Most raspberries fruit for about 3-4 weeks from June to August (depending on weather, variety, and location). Summer raspberries fruit on canes produced the previous year (biennial canes) whilst Autumn rasps are primocanes, ie they produce fruit on canes grown that same year, August to possibly October. If those canes are left, they may produce a secondary crop the following year.
Although generally Autumn rasps are held to be trickier to grow (yellow ones more so, a previous attempt was a complete failure), these are definitely the happiest of the new canes I bought, and the primocanes are looking good.
This is a family apple tree, and it originally came in a poly bag from Woolworths. Commercial fruit trees come in the form of a fruiting variety grafted onto a rootstock: family trees are when more than one variety is grafted onto a single rootstock. The main advantage is that it saves a lot of space, as you need more than one apple tree for pollenation. The varieties are, I think, James Grieve, Cox's Orange, and Tyndeman's Early Worcester; though the labels have long since gone.
The tree started as a stick with four branches, but is now a substantial tree of about 4 metres (after pruning). There will be quite a large crop this year, though as the tree is never chemically treated, a lot of the fruit is blemished (or eaten by wasps or birds). Recently, we only seem to have two varieties crop each year (different each year), due to the weather for pollenation probably, as the flowering periods are not together, but overlapping.
The reason for different rootstocks is to control the size of the tree, as few people have room for full sized trees (apples, pears and plums can be enormous). So most garden trees are on a dwarfing or semi-dwarfing rootstock. Also, many trees are not grown as standards, but may be trained as fans or espaliers, grown as columns (often in pots), or I have seen advertised apples which are grown as stepovers (a low hedge about two feet high).

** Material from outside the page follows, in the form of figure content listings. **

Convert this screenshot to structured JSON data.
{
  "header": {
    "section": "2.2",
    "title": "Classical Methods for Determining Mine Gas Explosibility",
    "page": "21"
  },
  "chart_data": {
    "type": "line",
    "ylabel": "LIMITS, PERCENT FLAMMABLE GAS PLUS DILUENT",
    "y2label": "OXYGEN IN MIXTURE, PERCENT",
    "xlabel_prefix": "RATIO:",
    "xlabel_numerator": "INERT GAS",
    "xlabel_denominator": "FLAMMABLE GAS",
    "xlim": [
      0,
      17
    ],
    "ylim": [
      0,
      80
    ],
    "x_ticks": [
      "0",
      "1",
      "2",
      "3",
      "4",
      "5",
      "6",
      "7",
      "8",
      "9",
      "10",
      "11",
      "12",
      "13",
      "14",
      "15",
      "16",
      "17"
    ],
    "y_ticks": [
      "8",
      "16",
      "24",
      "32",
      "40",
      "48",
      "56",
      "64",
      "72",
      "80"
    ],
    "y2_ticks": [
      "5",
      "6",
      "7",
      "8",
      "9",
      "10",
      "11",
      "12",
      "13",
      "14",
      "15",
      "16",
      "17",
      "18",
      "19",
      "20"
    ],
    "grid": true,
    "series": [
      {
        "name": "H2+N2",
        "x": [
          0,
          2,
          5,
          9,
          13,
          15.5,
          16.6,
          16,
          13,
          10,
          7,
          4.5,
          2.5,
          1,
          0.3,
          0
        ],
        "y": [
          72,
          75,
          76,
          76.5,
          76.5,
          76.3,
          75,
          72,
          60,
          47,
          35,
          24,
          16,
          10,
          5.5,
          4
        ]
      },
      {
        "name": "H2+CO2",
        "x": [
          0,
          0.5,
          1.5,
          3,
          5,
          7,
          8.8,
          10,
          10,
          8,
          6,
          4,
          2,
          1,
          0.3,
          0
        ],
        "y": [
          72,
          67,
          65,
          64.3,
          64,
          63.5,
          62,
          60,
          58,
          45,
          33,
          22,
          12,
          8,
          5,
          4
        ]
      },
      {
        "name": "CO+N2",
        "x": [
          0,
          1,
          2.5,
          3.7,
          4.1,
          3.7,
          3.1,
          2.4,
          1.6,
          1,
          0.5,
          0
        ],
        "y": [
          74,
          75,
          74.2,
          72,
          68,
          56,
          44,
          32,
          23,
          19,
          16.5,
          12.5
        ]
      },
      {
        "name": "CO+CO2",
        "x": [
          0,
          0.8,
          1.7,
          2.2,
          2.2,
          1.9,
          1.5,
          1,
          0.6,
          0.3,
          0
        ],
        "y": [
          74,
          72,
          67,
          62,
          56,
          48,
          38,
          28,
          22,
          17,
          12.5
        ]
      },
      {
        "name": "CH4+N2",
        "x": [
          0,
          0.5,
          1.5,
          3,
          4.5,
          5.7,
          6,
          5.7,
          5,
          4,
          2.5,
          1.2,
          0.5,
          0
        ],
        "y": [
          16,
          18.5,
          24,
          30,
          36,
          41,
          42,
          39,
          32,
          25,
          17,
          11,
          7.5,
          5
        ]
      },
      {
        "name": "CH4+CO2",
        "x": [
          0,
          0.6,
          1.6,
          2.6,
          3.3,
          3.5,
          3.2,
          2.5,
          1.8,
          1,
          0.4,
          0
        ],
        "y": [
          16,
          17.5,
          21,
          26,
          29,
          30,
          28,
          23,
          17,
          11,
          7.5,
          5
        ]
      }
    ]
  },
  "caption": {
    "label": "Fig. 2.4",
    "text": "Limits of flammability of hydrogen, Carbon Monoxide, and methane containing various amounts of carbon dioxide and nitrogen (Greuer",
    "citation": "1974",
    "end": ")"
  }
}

Whitecurrants are very similar to redcurrants, but , well, white. Actually the ripe fruits are a translucent very pale yellow, with the seeds visible through the skin. Like redcurrants, they normally have a sharp taste. Berries are numerous, but small: I don't think I have ever seen them sold commercially, except in the farm shop at a fruit farm.
In fact, because they are inconspicious, our crop tends to get left on the bush. And whilst the birds will strip a redcurrant bush, they largely ignore the whites. The currants really are in the picture! Look towards the top right for most of them.